Adolphs was a UI faculty member and colleague of Tranel's and the Damasios' prior to his move in 2004 to Caltech, where he heads the Emotion and Social Cognition Laboratory. Adolphs also retains an adjunct appointment in the UI Department of Neurology and continues to collaborate with Tranel on studies using registry data to investigate brain function.
"The University of Iowa’s registry is a gold mine for all of cognitive neuroscience. In terms of the sample size, the depth of neuropsychological assessment, and the care of neuroanatomical characterization, I know of nothing like it in the world," he says.
In recent years, the registry has allowed researchers to identify specific parts of the brain that are required for a multitude of human behaviors, emotions, and cognitive processes, including decision-making and addiction, self-awareness, gullibility, and the ability to feel fear.
Getting old together
Recently, one of the registry's most famous patients, referred to as “Eliot” in Antonio Damasio's books, stopped by Tranel's office just to say hello.
"I've known him my entire career," Tranel says. "He was one of the first patients we ever studied, so he's watched me go from a grad student to the guy running the place."

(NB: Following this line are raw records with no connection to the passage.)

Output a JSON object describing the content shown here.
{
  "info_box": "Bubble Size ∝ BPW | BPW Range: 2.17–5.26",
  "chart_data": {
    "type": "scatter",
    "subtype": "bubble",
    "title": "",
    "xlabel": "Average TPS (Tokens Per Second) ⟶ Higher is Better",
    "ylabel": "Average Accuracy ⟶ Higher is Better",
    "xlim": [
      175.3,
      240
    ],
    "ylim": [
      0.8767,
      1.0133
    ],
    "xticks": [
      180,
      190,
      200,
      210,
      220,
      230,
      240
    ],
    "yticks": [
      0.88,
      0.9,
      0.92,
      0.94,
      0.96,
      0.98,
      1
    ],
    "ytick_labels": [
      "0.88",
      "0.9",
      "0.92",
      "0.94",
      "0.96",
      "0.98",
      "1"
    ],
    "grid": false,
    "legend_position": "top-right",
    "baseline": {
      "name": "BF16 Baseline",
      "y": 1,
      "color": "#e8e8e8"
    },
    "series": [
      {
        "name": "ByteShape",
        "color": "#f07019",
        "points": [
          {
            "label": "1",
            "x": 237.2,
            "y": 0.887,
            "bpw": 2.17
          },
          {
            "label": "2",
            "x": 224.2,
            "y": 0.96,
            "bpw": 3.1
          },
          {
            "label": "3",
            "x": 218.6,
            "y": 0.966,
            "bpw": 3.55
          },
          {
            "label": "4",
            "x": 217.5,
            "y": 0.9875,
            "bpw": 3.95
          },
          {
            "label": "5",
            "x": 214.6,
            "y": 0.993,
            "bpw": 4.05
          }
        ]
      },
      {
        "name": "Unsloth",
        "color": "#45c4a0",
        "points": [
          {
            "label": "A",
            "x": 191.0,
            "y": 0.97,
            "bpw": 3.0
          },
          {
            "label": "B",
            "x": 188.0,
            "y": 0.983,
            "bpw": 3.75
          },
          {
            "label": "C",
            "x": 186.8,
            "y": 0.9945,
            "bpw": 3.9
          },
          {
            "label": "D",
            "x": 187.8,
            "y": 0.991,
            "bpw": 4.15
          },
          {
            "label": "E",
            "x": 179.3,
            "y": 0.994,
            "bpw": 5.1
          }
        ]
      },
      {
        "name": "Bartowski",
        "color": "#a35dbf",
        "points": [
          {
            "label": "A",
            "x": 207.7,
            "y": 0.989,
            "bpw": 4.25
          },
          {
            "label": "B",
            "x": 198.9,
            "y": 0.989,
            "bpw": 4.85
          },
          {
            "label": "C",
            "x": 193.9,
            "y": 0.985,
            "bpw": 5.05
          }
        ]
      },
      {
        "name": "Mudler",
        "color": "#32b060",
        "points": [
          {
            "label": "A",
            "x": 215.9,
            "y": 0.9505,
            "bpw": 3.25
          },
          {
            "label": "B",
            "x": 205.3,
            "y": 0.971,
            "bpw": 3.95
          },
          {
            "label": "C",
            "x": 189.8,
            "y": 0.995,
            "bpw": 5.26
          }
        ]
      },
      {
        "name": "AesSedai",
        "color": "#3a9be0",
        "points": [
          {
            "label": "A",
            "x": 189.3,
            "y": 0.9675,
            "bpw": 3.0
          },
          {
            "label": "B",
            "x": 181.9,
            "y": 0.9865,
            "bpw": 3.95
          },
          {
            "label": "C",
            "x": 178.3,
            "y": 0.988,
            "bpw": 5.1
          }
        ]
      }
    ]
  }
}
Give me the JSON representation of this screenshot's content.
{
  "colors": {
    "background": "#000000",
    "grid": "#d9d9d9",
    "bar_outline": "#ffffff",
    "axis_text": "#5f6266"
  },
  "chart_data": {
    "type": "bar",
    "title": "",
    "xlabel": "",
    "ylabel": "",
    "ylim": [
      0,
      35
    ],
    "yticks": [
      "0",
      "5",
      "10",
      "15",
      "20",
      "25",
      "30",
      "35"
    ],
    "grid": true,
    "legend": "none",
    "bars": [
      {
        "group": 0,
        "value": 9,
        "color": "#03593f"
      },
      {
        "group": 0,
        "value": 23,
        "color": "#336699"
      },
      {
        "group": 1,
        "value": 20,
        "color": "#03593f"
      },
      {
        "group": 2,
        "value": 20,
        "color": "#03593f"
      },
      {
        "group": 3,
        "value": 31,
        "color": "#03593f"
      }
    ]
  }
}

For Tranel, these long-term doctor-patient relationships are a key reason for the registry's success. He notes that because the research is done within the context of clinicians providing care and treatment to patients, the studies are focused on discovering ways to improve treatments for people affected by brain injury and disease.
Another important feature, he says, is that the majority of registry participants are Iowans.
"The registry works because of Iowa—you could not do this in a big city. These patients are very willing to participate in research studies, they are very loyal to the UI and they tend to stay put—meaning that they are easy to contact over many years," he says.
The fact that the registry continues to grow while retaining many of its participants as they age also opens up exciting avenues of research that have the potential to uncover findings that will be important as men and women continue to live longer and remain active in their senior years.
"One of the really interesting future directions we plan to explore is how the natural aging process has affected our patients," Tranel says. "Some of our patients do incredibly well following even serious brain injury. On the other hand, some patients are in care centers. These different outcomes can occur even when these patients have the same lesion and the same cognitive deficit. Understanding those differences has really important implications for recovery, intervention, and treatment."